Go straight to Microsoft. NET Local Privilege Escalation Vulnerability

 

Microsoft's. NET component has a severe overflow vulnerability. Any operating system installed with the. NET component will be affected by this vulnerability. That is to say, Windows XP, Windows 7, Windows 2003, and Winodws 2008, which are the most widely used website servers, cannot be spared. So what does this vulnerability mean for hackers? What kind of storm will the network security community face? Read this article.

 

★Edit prompt: Hazards of local permission elevation

 

This. NET overflow vulnerability does not allow remote code execution, but only local overflow. The system administrator privilege can be obtained after the vulnerability exists. To put it simply, this is a local privilege escalation vulnerability. So what are the risks of Local Privilege Escalation Vulnerabilities?

 

In Windows, we have the concept of "permission. In addition to the administrator permissions we usually use, there is also a user permission. As the name suggests, user permissions must be lower than administrator permissions, and the operations that can be performed must be less than administrator permissions. For example, you cannot change system settings, install software, or create users. If a hacker obtains the target account as a user, the uploaded Trojan cannot run (the trojan needs to modify the system settings ), the fat meat in the hand cannot be eaten, not to mention how painful it is.

 

The privilege escalation vulnerability has helped hackers a lot. By exploiting this vulnerability, hackers can escalate their original user-privilege accounts to system administrators to create accounts and install trojans. For website servers, the local privilege escalation vulnerability is a disaster. After hackers obtain the webshell of the server by exploiting the vulnerabilities of website programs, they only have common user permissions and can only operate files on the website, which cannot affect the security of the server. By exploiting the Local Privilege Escalation Vulnerability, he can gain the server privilege and intrude into the entire server.

 

0-day vulnerabilities are generally published by some hackers, who also release the code used to test the vulnerabilities.

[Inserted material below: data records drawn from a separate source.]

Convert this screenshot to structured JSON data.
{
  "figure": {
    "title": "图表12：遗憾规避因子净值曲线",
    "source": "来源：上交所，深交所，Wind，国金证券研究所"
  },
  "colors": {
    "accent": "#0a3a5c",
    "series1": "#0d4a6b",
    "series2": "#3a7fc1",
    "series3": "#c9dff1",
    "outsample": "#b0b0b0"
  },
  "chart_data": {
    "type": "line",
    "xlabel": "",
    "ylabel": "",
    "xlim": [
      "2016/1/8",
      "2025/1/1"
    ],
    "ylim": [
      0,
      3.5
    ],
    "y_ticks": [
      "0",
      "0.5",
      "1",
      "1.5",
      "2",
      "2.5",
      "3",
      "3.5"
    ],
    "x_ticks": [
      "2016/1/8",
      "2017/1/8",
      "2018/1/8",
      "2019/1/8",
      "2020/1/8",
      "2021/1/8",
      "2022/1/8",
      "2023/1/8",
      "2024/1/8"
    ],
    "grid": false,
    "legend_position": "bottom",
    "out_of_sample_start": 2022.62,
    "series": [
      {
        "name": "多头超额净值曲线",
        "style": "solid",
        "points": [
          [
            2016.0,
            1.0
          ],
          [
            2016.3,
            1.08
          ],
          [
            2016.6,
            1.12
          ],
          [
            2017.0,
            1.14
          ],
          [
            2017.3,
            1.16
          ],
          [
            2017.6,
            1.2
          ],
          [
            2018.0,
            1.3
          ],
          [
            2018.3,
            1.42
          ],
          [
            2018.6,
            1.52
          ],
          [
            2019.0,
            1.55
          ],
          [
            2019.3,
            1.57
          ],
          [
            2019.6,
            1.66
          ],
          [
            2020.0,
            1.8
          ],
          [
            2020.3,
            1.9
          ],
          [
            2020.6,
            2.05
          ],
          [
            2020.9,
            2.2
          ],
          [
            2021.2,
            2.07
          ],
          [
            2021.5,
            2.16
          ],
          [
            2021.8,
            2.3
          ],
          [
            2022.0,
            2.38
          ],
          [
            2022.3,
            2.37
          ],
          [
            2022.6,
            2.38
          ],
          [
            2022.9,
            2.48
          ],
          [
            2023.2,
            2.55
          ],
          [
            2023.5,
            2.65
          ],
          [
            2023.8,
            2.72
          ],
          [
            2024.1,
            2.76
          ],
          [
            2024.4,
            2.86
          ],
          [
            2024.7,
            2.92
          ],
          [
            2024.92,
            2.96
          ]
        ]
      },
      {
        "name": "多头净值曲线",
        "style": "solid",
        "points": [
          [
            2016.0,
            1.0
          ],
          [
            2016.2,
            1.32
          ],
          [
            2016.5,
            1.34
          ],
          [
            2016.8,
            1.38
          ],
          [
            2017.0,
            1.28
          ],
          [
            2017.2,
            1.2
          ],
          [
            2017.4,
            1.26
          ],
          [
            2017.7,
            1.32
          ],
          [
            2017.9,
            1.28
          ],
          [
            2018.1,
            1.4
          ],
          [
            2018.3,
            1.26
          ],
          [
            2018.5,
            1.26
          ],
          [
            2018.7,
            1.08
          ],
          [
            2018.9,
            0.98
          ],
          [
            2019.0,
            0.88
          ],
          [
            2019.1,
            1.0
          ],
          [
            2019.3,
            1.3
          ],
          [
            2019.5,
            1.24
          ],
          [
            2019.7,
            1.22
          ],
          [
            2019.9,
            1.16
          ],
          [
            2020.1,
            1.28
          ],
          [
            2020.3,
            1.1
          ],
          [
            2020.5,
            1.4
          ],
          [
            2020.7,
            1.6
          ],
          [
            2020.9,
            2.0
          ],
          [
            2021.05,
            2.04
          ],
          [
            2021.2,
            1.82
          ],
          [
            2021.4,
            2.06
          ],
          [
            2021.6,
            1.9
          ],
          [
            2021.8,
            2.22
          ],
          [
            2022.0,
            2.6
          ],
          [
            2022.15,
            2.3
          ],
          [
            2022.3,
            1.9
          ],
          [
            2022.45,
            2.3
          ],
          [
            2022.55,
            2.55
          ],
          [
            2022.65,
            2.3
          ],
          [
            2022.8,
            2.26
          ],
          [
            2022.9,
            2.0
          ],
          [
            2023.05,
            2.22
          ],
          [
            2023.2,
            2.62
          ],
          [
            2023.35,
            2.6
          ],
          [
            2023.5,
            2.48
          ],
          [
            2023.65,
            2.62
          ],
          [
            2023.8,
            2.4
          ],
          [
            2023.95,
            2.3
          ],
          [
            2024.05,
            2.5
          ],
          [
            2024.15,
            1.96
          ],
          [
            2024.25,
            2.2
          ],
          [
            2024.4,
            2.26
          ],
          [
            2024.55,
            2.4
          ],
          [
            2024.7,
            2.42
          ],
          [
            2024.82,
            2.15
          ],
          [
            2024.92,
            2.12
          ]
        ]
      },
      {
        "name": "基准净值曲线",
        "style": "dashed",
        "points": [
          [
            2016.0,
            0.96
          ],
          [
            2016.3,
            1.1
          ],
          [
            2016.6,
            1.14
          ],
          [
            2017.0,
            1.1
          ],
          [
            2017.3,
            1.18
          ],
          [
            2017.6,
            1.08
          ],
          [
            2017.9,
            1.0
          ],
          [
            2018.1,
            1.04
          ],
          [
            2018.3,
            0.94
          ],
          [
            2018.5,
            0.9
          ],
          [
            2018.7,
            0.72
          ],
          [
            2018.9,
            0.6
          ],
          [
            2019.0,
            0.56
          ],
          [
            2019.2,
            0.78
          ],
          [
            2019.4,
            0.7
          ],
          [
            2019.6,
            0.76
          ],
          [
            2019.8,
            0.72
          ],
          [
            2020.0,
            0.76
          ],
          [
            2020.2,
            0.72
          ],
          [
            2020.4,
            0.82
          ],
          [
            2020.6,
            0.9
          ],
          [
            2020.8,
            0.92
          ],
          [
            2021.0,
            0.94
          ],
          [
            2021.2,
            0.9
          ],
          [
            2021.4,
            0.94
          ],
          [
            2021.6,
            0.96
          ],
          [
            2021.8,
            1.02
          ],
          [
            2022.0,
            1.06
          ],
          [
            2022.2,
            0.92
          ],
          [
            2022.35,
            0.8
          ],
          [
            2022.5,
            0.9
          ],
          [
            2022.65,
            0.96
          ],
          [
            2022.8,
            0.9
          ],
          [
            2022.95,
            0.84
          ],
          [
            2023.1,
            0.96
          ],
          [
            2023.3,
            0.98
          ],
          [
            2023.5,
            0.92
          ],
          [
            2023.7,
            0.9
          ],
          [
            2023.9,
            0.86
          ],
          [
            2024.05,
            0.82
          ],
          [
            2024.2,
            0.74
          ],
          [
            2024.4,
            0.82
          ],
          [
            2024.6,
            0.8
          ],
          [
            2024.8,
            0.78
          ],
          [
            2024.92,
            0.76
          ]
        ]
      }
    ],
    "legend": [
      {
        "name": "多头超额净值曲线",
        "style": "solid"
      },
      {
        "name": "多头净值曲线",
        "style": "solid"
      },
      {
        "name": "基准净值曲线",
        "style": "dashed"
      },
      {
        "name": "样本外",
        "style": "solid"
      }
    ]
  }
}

This time. the same is true for the NET overflow vulnerability. They published the attack code but did not provide ready-made attack programs. In this case, we can only compile the program by ourselves, we can also take a look at how the 0-day attack program was born.

 

Because the test code for this vulnerability is written in C language, we need to use cygwin (C language code compilation tool) for compilation. Cygwin can be downloaded from the Internet. The size is about 200 MB. Run the installer. Select "Install from Local Directory" as the first step, and keep the default value as the next step. We need to set the installation parameter to "Install" until the last step ", in this way, cygwin can be fully installed; otherwise, the GCC compilation function in cygwin cannot be used.

 

▲Install cygwin

 

After the installation is complete, go to the installation directory. There is a folder named after the current user name under the home Directory. We can put the overflow program code into it for compilation. Put the overflow program code (copy the code from the Internet and save it with notepad) test. c in this folder. Then run cygwin in the installation directory. bat, cygwin. in the bat operation interface, enter "gcc-o test.exe test. c ". After you press enter, test.exe will be generated in the home USERNAME \ folder, so that the compilation of the attack program will be completed.

 

▲Test the attack program

 

After compilation, We will test the overflow program. The test environment is very simple. First, we use the user's account system, and then run test.exe in the script prompt. After running, the program will add a "ServiceHelper" name to the system and the password is "ILov3Coff33 !" . Next, we can use this account to log on and obtain the administrator privilege of the system.

 

 

 

▲The Administrator account has been created successfully.